Thursday, April 05, 2007

Rough around the edges



I’m knitting another baby bib from the Mason-Dixon Knitting book for another christening. As you can see I’m using a dusty blue and a rather fabulous orangey red (it’s another boy). I decided to make the stripes narrower and more frequent than the last bib I made but I’m still having an issue with running the color that’s not in use up the edge of the project. It just doesn’t look polished somehow.
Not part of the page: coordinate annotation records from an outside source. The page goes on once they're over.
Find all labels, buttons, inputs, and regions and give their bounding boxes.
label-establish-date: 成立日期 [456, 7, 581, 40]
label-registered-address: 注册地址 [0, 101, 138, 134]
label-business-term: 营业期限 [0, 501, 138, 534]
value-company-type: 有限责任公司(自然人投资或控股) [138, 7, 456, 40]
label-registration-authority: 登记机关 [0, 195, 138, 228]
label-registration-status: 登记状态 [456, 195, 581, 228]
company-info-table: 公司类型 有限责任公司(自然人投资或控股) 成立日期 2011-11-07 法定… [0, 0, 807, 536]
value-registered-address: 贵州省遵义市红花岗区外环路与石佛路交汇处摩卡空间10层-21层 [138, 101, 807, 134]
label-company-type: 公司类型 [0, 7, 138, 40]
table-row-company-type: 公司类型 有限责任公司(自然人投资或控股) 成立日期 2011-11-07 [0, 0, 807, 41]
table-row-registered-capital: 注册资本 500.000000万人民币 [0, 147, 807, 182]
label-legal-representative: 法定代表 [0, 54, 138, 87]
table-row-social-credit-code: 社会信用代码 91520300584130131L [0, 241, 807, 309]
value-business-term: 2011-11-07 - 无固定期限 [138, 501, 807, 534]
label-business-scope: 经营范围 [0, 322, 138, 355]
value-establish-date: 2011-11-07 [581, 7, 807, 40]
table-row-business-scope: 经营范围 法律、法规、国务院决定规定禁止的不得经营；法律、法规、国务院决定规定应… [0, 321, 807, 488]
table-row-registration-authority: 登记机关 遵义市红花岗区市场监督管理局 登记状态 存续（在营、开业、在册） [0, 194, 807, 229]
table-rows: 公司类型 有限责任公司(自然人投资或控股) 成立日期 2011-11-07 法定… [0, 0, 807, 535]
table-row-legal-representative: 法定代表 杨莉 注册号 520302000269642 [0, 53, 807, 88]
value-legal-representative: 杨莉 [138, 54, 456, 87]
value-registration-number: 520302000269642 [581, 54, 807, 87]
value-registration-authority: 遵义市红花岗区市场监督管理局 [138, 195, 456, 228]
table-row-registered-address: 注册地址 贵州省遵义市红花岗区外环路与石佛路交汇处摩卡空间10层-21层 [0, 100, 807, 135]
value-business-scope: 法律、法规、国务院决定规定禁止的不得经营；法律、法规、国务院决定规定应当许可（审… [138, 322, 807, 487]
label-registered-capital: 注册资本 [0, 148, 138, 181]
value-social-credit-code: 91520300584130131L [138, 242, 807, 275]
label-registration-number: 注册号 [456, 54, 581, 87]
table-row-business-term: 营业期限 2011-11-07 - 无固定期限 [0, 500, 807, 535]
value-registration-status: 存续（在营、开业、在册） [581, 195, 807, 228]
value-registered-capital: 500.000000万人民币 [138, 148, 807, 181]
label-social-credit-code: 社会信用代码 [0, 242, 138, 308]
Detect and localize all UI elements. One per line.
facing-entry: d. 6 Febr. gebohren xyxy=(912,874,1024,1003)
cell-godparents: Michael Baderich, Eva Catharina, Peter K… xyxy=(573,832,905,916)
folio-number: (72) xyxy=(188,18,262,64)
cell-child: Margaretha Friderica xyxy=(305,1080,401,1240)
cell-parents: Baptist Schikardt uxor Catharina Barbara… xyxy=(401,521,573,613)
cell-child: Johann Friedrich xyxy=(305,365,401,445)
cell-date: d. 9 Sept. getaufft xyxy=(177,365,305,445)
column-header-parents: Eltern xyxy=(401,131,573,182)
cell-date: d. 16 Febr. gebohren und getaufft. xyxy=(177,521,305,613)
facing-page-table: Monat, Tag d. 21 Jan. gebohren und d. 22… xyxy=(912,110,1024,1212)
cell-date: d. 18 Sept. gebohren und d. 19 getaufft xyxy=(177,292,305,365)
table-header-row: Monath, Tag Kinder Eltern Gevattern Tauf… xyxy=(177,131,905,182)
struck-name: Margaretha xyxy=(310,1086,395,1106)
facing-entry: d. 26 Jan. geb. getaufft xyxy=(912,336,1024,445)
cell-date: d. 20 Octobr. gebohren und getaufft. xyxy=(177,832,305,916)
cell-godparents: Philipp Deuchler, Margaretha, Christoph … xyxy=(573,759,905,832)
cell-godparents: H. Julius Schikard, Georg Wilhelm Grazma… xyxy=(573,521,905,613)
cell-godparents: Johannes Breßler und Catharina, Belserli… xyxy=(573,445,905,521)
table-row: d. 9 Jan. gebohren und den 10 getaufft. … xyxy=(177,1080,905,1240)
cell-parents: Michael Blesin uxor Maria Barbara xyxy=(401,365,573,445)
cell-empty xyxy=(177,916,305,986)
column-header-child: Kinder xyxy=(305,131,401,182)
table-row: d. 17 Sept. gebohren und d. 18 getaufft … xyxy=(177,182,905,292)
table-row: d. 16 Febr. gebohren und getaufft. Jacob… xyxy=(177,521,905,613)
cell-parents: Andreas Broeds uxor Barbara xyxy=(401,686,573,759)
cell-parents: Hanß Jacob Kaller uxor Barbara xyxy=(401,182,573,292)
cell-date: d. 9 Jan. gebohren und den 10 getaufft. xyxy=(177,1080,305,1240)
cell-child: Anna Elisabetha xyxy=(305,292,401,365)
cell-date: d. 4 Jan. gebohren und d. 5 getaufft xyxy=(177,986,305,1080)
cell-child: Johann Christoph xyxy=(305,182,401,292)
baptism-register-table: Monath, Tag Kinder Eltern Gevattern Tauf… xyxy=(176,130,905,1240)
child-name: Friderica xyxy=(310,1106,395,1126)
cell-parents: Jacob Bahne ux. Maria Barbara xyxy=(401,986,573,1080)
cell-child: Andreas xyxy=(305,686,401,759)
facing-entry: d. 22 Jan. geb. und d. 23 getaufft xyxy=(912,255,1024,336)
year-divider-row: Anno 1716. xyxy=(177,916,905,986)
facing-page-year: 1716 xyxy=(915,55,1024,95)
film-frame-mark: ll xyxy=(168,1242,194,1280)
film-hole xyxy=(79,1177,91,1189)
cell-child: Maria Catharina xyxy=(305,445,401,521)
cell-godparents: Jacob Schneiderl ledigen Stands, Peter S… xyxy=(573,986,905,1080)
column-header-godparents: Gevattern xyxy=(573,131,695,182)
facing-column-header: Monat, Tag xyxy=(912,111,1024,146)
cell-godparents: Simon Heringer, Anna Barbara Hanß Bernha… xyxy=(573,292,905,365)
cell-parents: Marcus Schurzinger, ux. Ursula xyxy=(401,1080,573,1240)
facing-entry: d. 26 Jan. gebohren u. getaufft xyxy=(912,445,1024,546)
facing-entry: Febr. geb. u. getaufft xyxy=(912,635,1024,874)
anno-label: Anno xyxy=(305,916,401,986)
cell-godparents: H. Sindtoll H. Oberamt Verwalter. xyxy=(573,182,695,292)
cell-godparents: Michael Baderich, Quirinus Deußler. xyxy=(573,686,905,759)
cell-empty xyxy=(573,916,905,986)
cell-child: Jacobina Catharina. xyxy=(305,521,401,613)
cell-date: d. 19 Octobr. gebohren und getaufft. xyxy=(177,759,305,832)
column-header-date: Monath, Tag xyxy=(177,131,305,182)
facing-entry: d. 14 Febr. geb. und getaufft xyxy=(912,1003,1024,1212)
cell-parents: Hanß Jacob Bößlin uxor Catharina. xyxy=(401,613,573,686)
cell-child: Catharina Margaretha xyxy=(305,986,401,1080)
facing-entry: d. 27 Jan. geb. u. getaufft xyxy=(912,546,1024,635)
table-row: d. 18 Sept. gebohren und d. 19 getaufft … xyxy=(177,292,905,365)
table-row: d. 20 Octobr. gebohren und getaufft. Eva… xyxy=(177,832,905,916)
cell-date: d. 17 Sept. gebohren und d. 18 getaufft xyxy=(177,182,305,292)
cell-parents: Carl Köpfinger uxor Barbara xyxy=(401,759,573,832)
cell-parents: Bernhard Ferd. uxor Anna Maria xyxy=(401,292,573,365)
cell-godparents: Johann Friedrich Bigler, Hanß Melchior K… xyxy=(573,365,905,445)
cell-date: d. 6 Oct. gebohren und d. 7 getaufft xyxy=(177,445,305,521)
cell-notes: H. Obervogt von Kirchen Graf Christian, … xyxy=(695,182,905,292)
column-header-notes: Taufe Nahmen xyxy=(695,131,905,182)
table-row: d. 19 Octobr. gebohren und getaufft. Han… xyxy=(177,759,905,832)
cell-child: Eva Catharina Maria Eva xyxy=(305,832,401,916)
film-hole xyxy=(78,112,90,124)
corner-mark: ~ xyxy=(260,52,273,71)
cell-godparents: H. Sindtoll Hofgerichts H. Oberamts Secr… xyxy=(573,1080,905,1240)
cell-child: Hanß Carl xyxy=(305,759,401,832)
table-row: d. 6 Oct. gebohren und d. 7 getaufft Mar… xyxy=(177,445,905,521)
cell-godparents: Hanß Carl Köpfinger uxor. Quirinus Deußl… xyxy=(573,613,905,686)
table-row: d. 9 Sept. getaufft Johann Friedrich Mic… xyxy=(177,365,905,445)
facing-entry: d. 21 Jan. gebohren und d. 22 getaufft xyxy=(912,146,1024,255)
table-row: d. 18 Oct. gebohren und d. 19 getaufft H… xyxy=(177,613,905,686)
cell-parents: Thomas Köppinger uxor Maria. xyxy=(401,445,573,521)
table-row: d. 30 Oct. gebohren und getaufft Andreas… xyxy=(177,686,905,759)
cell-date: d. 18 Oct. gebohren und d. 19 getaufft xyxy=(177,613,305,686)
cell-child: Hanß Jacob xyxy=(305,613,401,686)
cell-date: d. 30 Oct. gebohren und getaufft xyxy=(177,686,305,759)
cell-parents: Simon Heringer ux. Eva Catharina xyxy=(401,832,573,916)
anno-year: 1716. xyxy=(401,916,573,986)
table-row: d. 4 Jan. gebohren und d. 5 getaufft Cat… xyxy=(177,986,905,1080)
Here’s my question for you pros: how do you deal with switching colors without cutting and weaving in a million ends and still make it look nice? Or is that an impossible task?

7 Comments:

Blogger Knitterary said...

When one of my SnB buddies made a Hogwarts scarf, she wove the ends up the gap between the first and second stitches of the row, rather than at the end of the row. You might have to play around with it to get it to look good, though. I remember it frustrated her some.

11:52 AM  
Blogger Lori said...

I'm no expert, but I've made a couple of stripy scarves. I keep both balls of yarn attached at all times, and at the end where the color change for the stripe occurs, I twist the two strands (intarsia-style) and continue on with whichever I need. The unused yarn is carried up the selvedge, twisted in so it is hardly noticible, and in the end I only have four ends to weave (two at each end!)

12:06 PM  
Blogger georg said...

I <3 self striping sock yarn.

I did one striped scarf that was two rows of each color (garter stitch), so it was just hold one color off to a side and wait its turn. Haven't done it for anything bigger than that.

1:36 PM  
Blogger Nancy Herkness said...

Knitterary, that's an interesting idea. I'll have to fool around with it and see what happens.

Loribird, you must be a better yanr-twister than I am. Mine comes out looking, well, twisted and not so nice.

Georg, LOL, I'll get self-striping yarn next time and avoid the whole problem.

4:08 PM  
Blogger Nancy Herkness said...

Just so you know, I've taken all your advice into account and my edge truly is looking much neater. Many thanks for the help!

10:16 PM  
Anonymous Anonymous said...

If all else fails--a quick and dirty border of single crochet around it would work, too.

10:53 AM  
Blogger Nancy Herkness said...

Oooh, Kathy, that's a great idea, esp. for a bib! Thanks!